Suite à la découverte d’une déchirure rétinienne, il peut être effectué un traitement au laser avant le décollement réel de la rétine. Cela réduira significativement les risques de décollement futurs potentiels et la récupération visuelle peut-être assez bonne dans le cas d’un traitement précoce.

S’il y a découverte d’un décollement de rétine lors de l’examen du fond d’œil, le traitement chirurgical sera nécessaire pour colmater les déchirures en vue d’une réapplication de la paroi rétinienne sur le globe oculaire. Cela peut être effectué par laser, cryothérapie, indentation sclérale, vitrectomie avec tamponnement intraoculaire. La récupération visuelle dépend des individus, du type et de la durée du décollement de rétine.

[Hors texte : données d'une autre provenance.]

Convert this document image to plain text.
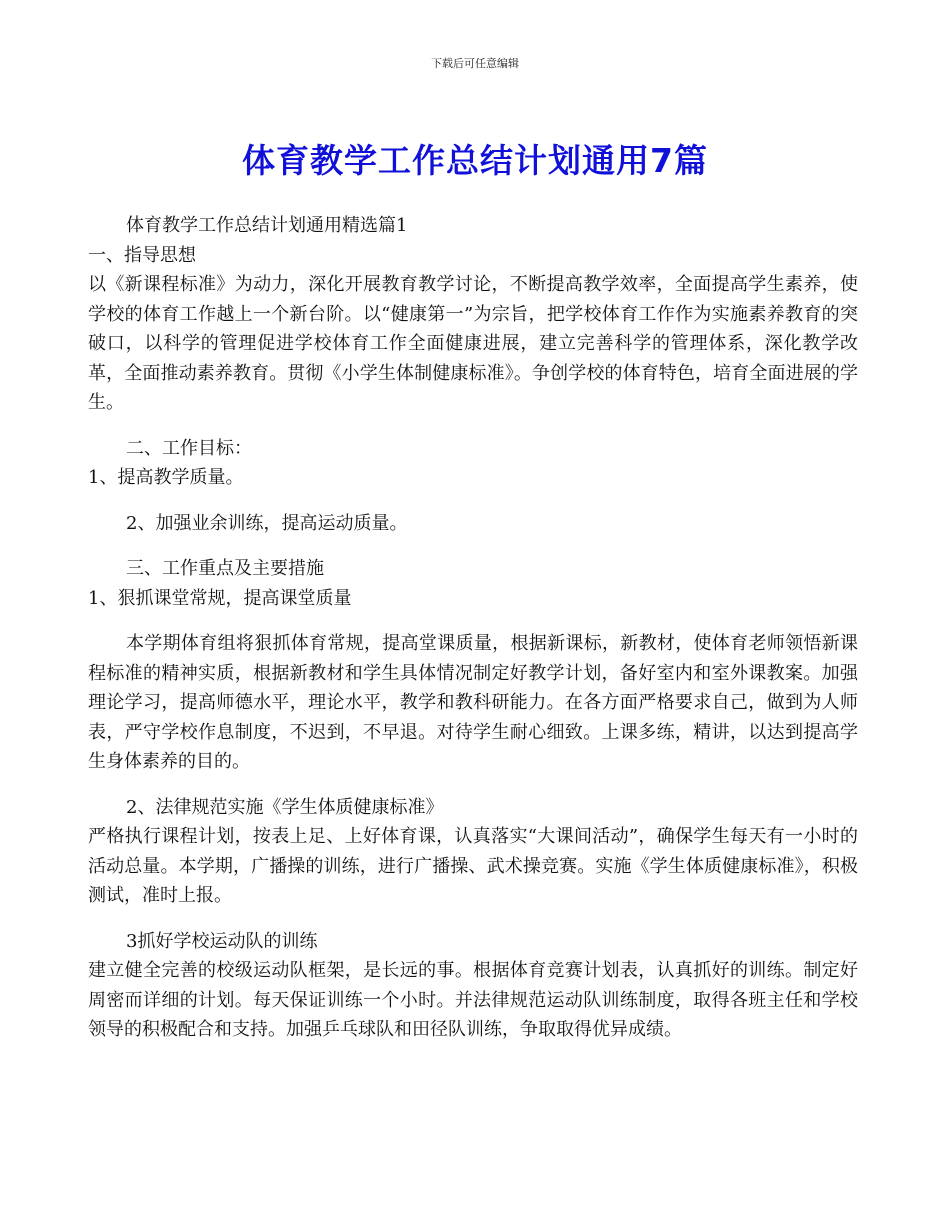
下载后可任意编辑
体育教学工作总结计划通用7篇

体育教学工作总结计划通用精选篇1

一、指导思想

以《新课程标准》为动力，深化开展教育教学讨论，不断提高教学效率，全面提高学生素养，使学校的体育工作越上一个新台阶。以“健康第一”为宗旨，把学校体育工作作为实施素养教育的突破口，以科学的管理促进学校体育工作全面健康进展，建立完善科学的管理体系，深化教学改革，全面推动素养教育。贯彻《小学生体制健康标准》。争创学校的体育特色，培育全面进展的学生。

二、工作目标：

1、提高教学质量。

2、加强业余训练，提高运动质量。

三、工作重点及主要措施

1、狠抓课堂常规，提高课堂质量

本学期体育组将狠抓体育常规，提高堂课质量，根据新课标，新教材，使体育老师领悟新课程标准的精神实质，根据新教材和学生具体情况制定好教学计划，备好室内和室外课教案。加强理论学习，提高师德水平，理论水平，教学和教科研能力。在各方面严格要求自己，做到为人师表，严守学校作息制度，不迟到，不早退。对待学生耐心细致。上课多练，精讲，以达到提高学生身体素养的目的。

2、法律规范实施《学生体质健康标准》

严格执行课程计划，按表上足、上好体育课，认真落实“大课间活动”，确保学生每天有一小时的活动总量。本学期，广播操的训练，进行广播操、武术操竞赛。实施《学生体质健康标准》，积极测试，准时上报。

3抓好学校运动队的训练

建立健全完善的校级运动队框架，是长远的事。根据体育竞赛计划表，认真抓好的训练。制定好周密而详细的计划。每天保证训练一个小时。并法律规范运动队训练制度，取得各班主任和学校领导的积极配合和支持。加强乒乓球队和田径队训练，争取取得优异成绩。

On estime un taux de succès de 70 à 80 % lors d’une déchirure ou décollement de rétine, cependant, il est fréquent d’observer le développement d’une cataracte les mois suivant l’opération. Une deuxième chirurgie peut donc être nécessaire pour le patient.

Les maladies héréditaires

Il existe plusieurs maladies héréditaires de la rétine, souvent génétiques. De nombreuses recherches sont menées autour de la thérapie génique, les cellules souches ou encore les implants rétiniens.

La rétinite pigmentaire

Cas le plus fréquent (1/3500 personnes touchés), elle reprend plusieurs pathologies à la fois qui engendrent une baisse de la vue par faible luminosité, avant d’évoluer vers une diminution de la vue périphérique le jour, conduisant petit à petit vers la cécité.

L’amaurose congénitale de Leber et la maladie de Stragardt

Cas les plus fréquents de cécité chez les enfant aveugles (10 à 20 %). Ce sont des maladies incurables pour lesquelles seuls des soins palliatifs existent. La recherche continue à ce niveau, mais rien ne fait encore état d’avancée thérapeutique.